DESVELANDO EL MISTERIO 3: La tumba de un dios



Y así fue como mi guardia personal quedó al cuidado de una nave, cerrada y sellada, que contenía lo único y más precioso que me quedaba de Úsier: su propio cuerpo.
No podía abandonarle allí, en aquel hangar solitario, pero tampoco podía exponerme a que mi tesoro fuera descubierto. Necesitaba encontrar un lugar donde esconderle, para que aquel cuerpo adorado permaneciera eternamente vivo, eternamente joven, eternamente incorruptible. Un lugar que solamente yo conocería y al que podría acudir en soledad para velarle, para intentar conectar con su Esencia perdida.
No era fácil encontrar un lugar semejante: la energía de un regenerador celular, además de ser altamente perjudicial para los humanos, podía ser fácilmente detectada por los instrumentos de alta precisión, tanto de las naves enemigas como de nuestras propias naves. Se hacía preciso, por tanto, encontrar un refugio adecuado donde la energía azul pudiera ser aislada, sin ser detectada.
Durante lunas enteras recorrí los cielos de Tâ buscando un sitio adecuado.

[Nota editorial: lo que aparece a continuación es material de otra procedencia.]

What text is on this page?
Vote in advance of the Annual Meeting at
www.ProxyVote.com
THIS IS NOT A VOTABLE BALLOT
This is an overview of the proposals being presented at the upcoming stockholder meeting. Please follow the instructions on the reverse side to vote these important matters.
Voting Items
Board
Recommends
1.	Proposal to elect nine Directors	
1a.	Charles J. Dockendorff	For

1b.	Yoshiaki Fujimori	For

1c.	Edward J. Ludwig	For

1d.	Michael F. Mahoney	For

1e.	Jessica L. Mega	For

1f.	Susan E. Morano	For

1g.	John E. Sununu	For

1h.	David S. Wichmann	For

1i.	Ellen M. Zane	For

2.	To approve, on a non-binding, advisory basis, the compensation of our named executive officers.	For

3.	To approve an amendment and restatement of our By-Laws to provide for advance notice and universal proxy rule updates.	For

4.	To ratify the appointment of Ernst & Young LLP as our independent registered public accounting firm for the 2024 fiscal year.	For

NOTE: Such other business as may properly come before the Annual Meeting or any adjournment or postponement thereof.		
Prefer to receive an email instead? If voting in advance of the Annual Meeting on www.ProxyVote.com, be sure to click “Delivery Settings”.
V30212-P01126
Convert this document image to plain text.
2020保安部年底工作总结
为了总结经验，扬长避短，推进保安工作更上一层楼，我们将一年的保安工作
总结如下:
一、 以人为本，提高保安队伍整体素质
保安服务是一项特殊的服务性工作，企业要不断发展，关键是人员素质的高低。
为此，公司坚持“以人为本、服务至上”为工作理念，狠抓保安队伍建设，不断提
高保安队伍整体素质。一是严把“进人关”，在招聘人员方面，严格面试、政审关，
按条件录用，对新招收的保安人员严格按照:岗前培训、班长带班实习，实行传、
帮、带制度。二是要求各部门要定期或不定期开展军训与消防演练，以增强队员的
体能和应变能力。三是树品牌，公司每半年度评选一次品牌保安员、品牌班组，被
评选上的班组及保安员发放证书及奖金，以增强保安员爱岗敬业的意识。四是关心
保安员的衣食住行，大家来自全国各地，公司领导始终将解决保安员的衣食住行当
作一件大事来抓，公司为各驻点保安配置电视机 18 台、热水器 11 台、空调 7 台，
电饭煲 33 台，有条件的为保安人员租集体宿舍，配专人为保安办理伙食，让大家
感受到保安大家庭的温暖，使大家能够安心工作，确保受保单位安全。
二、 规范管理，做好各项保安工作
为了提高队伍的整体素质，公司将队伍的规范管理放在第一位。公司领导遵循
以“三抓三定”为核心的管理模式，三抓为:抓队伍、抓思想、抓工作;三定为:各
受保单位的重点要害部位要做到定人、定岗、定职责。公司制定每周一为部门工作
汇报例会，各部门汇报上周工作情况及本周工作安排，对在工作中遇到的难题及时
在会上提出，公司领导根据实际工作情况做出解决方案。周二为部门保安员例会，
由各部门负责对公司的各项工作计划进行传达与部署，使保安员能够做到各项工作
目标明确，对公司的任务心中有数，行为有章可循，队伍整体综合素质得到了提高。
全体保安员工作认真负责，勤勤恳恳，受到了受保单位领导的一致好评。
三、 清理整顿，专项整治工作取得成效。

Por fin, mi búsqueda me llevó hasta un paraje que me resultaba extrañamente familiar, aquel lugar que el propio Úsier me había descrito: una península en forma de piel de toro, en donde dos mares se unían. El dolor que iba unido a aquel recuerdo me traspasaba el Corazón y atenazaba mi garganta: hasta allí  había llegado mi esposo y de allí había traído a nuestra casa a tres niños humanos, tres niños a los que yo misma había educado como si de hijos míos se trataran. Tres niños que, al hacerse hombres y reyes de aquel lugar, iban a pagar su educación con la traición más infame.
Sin embargo, muy al nordeste de aquel lugar encontré algo que me pareció totalmente adecuado: era una formación rocosa de curiosas formas, que posiblemente emergió del mar durante el hundimiento de Ahaménpitah.
Estaba compuesta por una extraordinaria amalgama de arcilla que hacía de unión de materiales tan diversos como el cuarzo, arenisca rica en salitre y piedra silícea. Pero lo más extraordinario de aquella montaña era su interior: parecía excavada interiormente, como una gigantesca pirámide natural, dentro de la cual un lago de aguas saladas era el escondite natural perfecto que evitaría que la cápsula de regeneración de mi esposo pudiera ser descubierta. Al interior de la montaña se abrían varios accesos naturales, cuevas que yo sellaría adecuadamente en su momento.
Exploré cuidadosamente los alrededores de aquel lugar y no descubrí rastros de habitante alguno en las cercanías. Paradójicamente, cerca del país de los más encarnizados asesinos de mi esposo había encontrado el refugio perfecto para su cuerpo. Tan sólo tenía que hacer unas pequeñas modificaciones y aquel macizo montañoso se convertiría en el mausoleo natural que albergaría el cuerpo de mi amado para siempre.
Del capítulo 68 de "Yo Isis, la de los Mil Nombres"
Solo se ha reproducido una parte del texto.